"Things are moving so quickly," says Seann Walsh hoarsely. With his new Fringe offering, the 25-year-old comic is on wistful form, playing the regular bloke bemused by the minutiae of modern life. He bounds around the stage with labrador cheer, affably helping latecomers to their seats and delivering five minutes from a supine position to illustrate a point.
A boyish Brightonian who readily acknowledges that his shaggy blonde hair makes him look "a bit like Justin Lee Collins", Walsh delivers his everyman observational comedy in a rambling stream of consciousness packed with callbacks that are generally the only thread holding it all together.

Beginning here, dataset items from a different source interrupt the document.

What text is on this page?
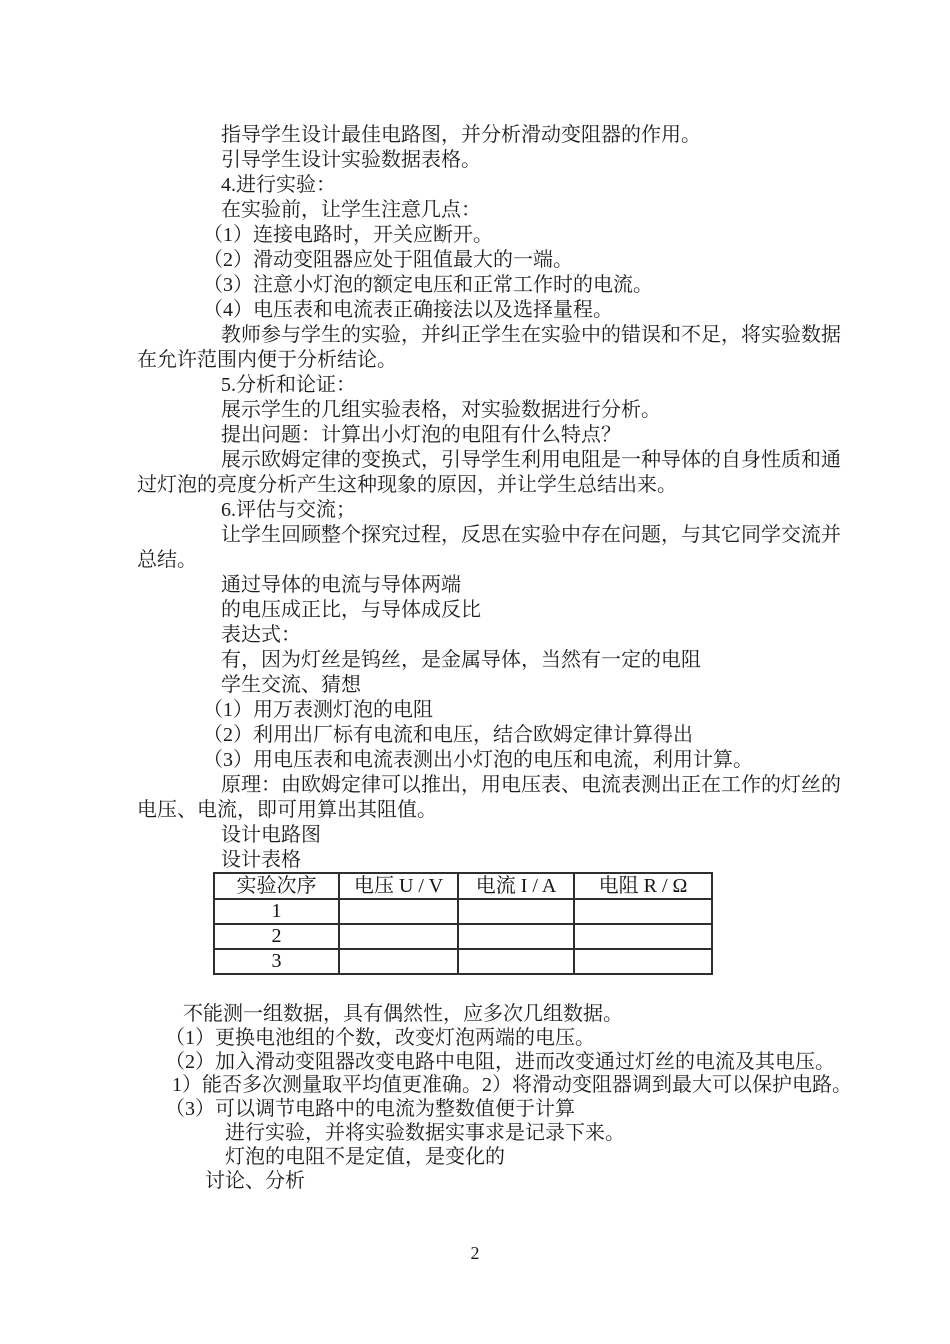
指导学生设计最佳电路图，并分析滑动变阻器的作用。
引导学生设计实验数据表格。
4.进行实验：
在实验前，让学生注意几点：
（1）连接电路时，开关应断开。
（2）滑动变阻器应处于阻值最大的一端。
（3）注意小灯泡的额定电压和正常工作时的电流。
（4）电压表和电流表正确接法以及选择量程。
教师参与学生的实验，并纠正学生在实验中的错误和不足，将实验数据
在允许范围内便于分析结论。
5.分析和论证：
展示学生的几组实验表格，对实验数据进行分析。
提出问题：计算出小灯泡的电阻有什么特点？
展示欧姆定律的变换式，引导学生利用电阻是一种导体的自身性质和通
过灯泡的亮度分析产生这种现象的原因，并让学生总结出来。
6.评估与交流；
让学生回顾整个探究过程，反思在实验中存在问题，与其它同学交流并
总结。
通过导体的电流与导体两端
的电压成正比，与导体成反比
表达式：
有，因为灯丝是钨丝，是金属导体，当然有一定的电阻
学生交流、猜想
（1）用万表测灯泡的电阻
（2）利用出厂标有电流和电压，结合欧姆定律计算得出
（3）用电压表和电流表测出小灯泡的电压和电流，利用计算。
原理：由欧姆定律可以推出，用电压表、电流表测出正在工作的灯丝的
电压、电流，即可用算出其阻值。
设计电路图
设计表格
实验次序	电压 U / V	电流 I / A	电阻 R / Ω
1			
2			
3			
不能测一组数据，具有偶然性，应多次几组数据。
（1）更换电池组的个数，改变灯泡两端的电压。
（2）加入滑动变阻器改变电路中电阻，进而改变通过灯丝的电流及其电压。
1）能否多次测量取平均值更准确。2）将滑动变阻器调到最大可以保护电路。
（3）可以调节电路中的电流为整数值便于计算
进行实验，并将实验数据实事求是记录下来。
灯泡的电阻不是定值，是变化的
讨论、分析
2
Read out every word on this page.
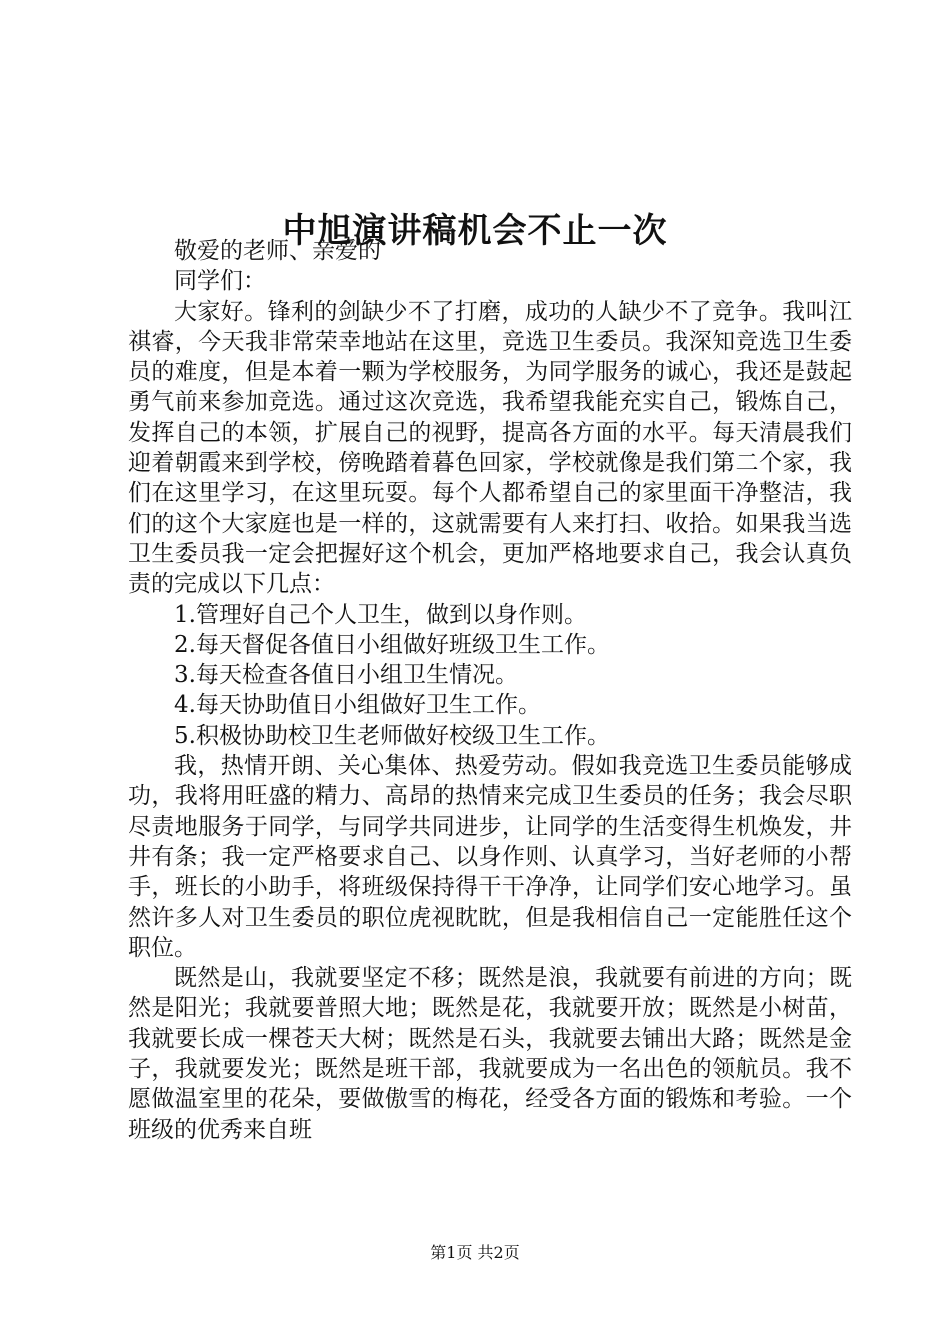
中旭演讲稿机会不止一次

敬爱的老师、亲爱的

同学们：

大家好。锋利的剑缺少不了打磨，成功的人缺少不了竞争。我叫江祺睿，今天我非常荣幸地站在这里，竞选卫生委员。我深知竞选卫生委员的难度，但是本着一颗为学校服务，为同学服务的诚心，我还是鼓起勇气前来参加竞选。通过这次竞选，我希望我能充实自己，锻炼自己，发挥自己的本领，扩展自己的视野，提高各方面的水平。每天清晨我们迎着朝霞来到学校，傍晚踏着暮色回家，学校就像是我们第二个家，我们在这里学习，在这里玩耍。每个人都希望自己的家里面干净整洁，我们的这个大家庭也是一样的，这就需要有人来打扫、收拾。如果我当选卫生委员我一定会把握好这个机会，更加严格地要求自己，我会认真负责的完成以下几点：

1.管理好自己个人卫生，做到以身作则。

2.每天督促各值日小组做好班级卫生工作。

3.每天检查各值日小组卫生情况。

4.每天协助值日小组做好卫生工作。

5.积极协助校卫生老师做好校级卫生工作。

我，热情开朗、关心集体、热爱劳动。假如我竞选卫生委员能够成功，我将用旺盛的精力、高昂的热情来完成卫生委员的任务；我会尽职尽责地服务于同学，与同学共同进步，让同学的生活变得生机焕发，井井有条；我一定严格要求自己、以身作则、认真学习，当好老师的小帮手，班长的小助手，将班级保持得干干净净，让同学们安心地学习。虽然许多人对卫生委员的职位虎视眈眈，但是我相信自己一定能胜任这个职位。

既然是山，我就要坚定不移；既然是浪，我就要有前进的方向；既然是阳光；我就要普照大地；既然是花，我就要开放；既然是小树苗，我就要长成一棵苍天大树；既然是石头，我就要去铺出大路；既然是金子，我就要发光；既然是班干部，我就要成为一名出色的领航员。我不愿做温室里的花朵，要做傲雪的梅花，经受各方面的锻炼和考验。一个班级的优秀来自班

第1页 共2页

When he's on form, bringing the audience with him on his ambling journey through the world we live in, Walsh can be blisteringly funny, but he spends too much time on comedic clichés—Marks & Spencer and middle-class aspirations—and bland "I hate that, when..." gags.
At times, Ying and Young can be a warmly funny reflection on mid-20s listlessness, but just when you think Walsh has committed to a theme, he drops another non sequitur and darts off-piste again. There's a charm to this lightly shambolic nature, but it's unquestionably Walsh's charm, not the show's.
If he weren't so likeable, one suspects that his lack of direction would quickly become unbearable. An awkward conversation with an especially moronic heckler knocks him off-balance, but his bafflement is disarming. Wryly self-aware, he professes himself at peace with tepid reviews.
"Three stars!" he says, with strange pride. And here, at least, pride is in order.